After six months of wondering why, in spite of everything I had tried - from steam and humidifiers, to lotions and potions, to good, old fashioned prayer - I still wasn't able to really sing, I got my answer last Friday.  I went to see Dr. Bernard Tawfik (Ear, Nose & Throat specialist) and Marc Berlin (vocal specialist), who performed a stroboscopy and got to the bottom of things.  Here's the diagnosis:
I have a "resolving hemorrhage" of my right vocal fold and my left vocal fold is swollen and "suggesting nodular behavior" although he was very quick to say I do not have any polyps, or nodes that need to give me concern, apart from the fact that they are there.  Are you thinking What on earth does that mean??  Yep, so was I.
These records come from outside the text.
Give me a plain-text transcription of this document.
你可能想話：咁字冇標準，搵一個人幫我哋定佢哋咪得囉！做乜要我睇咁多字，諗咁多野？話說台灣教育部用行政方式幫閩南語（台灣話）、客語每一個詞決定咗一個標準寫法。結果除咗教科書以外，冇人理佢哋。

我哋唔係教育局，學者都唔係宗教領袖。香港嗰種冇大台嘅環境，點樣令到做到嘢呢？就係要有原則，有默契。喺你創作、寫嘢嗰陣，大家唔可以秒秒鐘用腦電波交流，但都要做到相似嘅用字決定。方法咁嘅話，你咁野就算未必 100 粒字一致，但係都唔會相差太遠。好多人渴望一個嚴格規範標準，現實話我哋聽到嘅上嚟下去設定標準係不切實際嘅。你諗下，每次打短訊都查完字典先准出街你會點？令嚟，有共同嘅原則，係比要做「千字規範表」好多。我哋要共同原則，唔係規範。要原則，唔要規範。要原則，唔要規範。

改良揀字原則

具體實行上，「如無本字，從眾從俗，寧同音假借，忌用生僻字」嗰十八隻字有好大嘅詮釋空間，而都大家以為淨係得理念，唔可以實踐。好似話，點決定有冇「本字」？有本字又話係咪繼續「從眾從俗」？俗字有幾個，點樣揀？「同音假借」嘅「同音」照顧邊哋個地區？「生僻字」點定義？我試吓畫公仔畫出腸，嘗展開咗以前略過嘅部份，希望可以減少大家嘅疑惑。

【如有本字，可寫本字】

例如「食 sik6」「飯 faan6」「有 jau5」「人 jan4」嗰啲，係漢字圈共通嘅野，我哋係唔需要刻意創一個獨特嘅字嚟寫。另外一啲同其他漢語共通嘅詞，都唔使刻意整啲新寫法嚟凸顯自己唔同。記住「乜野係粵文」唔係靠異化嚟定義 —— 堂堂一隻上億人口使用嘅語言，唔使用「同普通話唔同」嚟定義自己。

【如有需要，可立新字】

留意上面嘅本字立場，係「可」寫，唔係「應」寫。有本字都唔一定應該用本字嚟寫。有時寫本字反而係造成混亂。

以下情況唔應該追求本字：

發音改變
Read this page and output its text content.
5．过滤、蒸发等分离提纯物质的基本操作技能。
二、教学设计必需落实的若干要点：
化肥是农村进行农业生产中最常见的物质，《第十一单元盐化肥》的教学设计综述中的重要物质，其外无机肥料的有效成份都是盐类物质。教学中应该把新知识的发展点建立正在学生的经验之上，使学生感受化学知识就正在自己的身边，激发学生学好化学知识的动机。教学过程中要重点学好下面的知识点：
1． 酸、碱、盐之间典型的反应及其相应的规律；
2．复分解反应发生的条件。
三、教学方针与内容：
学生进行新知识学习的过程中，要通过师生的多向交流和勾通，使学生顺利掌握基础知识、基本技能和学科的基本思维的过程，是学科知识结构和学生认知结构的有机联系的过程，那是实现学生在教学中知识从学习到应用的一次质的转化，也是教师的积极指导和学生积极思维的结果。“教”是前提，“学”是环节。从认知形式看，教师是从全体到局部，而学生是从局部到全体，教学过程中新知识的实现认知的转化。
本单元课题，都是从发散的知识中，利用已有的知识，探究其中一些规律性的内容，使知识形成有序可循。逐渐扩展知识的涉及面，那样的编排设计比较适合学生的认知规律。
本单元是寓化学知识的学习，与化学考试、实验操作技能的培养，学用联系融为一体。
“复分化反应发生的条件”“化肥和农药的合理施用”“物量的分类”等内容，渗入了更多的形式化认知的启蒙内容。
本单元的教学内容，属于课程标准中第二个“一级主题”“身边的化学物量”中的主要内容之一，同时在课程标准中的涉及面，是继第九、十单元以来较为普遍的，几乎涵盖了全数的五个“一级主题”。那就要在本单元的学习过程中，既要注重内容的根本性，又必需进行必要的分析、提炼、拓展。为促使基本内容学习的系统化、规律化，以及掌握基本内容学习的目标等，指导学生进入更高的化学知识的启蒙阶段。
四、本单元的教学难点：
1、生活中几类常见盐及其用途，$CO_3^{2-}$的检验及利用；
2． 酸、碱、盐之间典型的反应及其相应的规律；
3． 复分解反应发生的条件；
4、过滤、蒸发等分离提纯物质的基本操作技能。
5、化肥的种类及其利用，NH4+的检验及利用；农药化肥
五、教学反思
A vocal hemorrhage happens when a blood vessel in the vocal fold bursts and the blood leaks into the vocal fold.  If you continue to use (or in my case overuse) your voice after the burst, the vocal fold doesn't have the opportunity to heal.  Think of it like this:  you fall down and land on your knee, causing a black & blue.  That's the hemorrhage - the discoloration is coming from the blood vessels in your skin bursting and leaking blood into your skin, at your knee.  Now, if you're careful when you walk and don't fall again, the bruise turns lighter (kind of yellowish) and then goes away.  But if you keep falling and hitting your knee, the bruise doesn't heal.  In fact, it can get worse.  It's the same thing with your voice.  If you use improper technique or overextend yourself, vocally - in a song, a performance or the run of a show - and continue to sing after you have injured yourself, the bruise doesn't get to heal, leaving you, well, pretty much exactly where I've been for the past six months.  I am extremely lucky, though, because in continuing to sing (or at least trying to sing) I could have caused permanent scarring on the vocal fold, which would have changed my voice (at best) or potentially led to my not being able to sing at all (worst case scenario).  The swelling and such in my left vocal fold is likely from overcompensating for her injured friend on the right side.  The prognosis for my injury is excellent.  They don't feel that I should have any trouble bouncing back from this, so long as I do exactly what they have prescribed:  medication (steroids for a week to aid in healing) and SILENCE for the next three weeks.  Then, when I do start to sing again, I will have to take it carefully and ease back into it.  And they armed me with a wealth of information that I'm looking forward to passing on to my voice students, so that they can be better educated about their instruments.
So, in the end, it could have been much worse, but it's still not great.  I'm going to keep a daily record, here, and I invite you all to come back tomorrow to check in.  It's a rocky road, this singing business.  But I feel like I've taken a big step in learning to navigate it.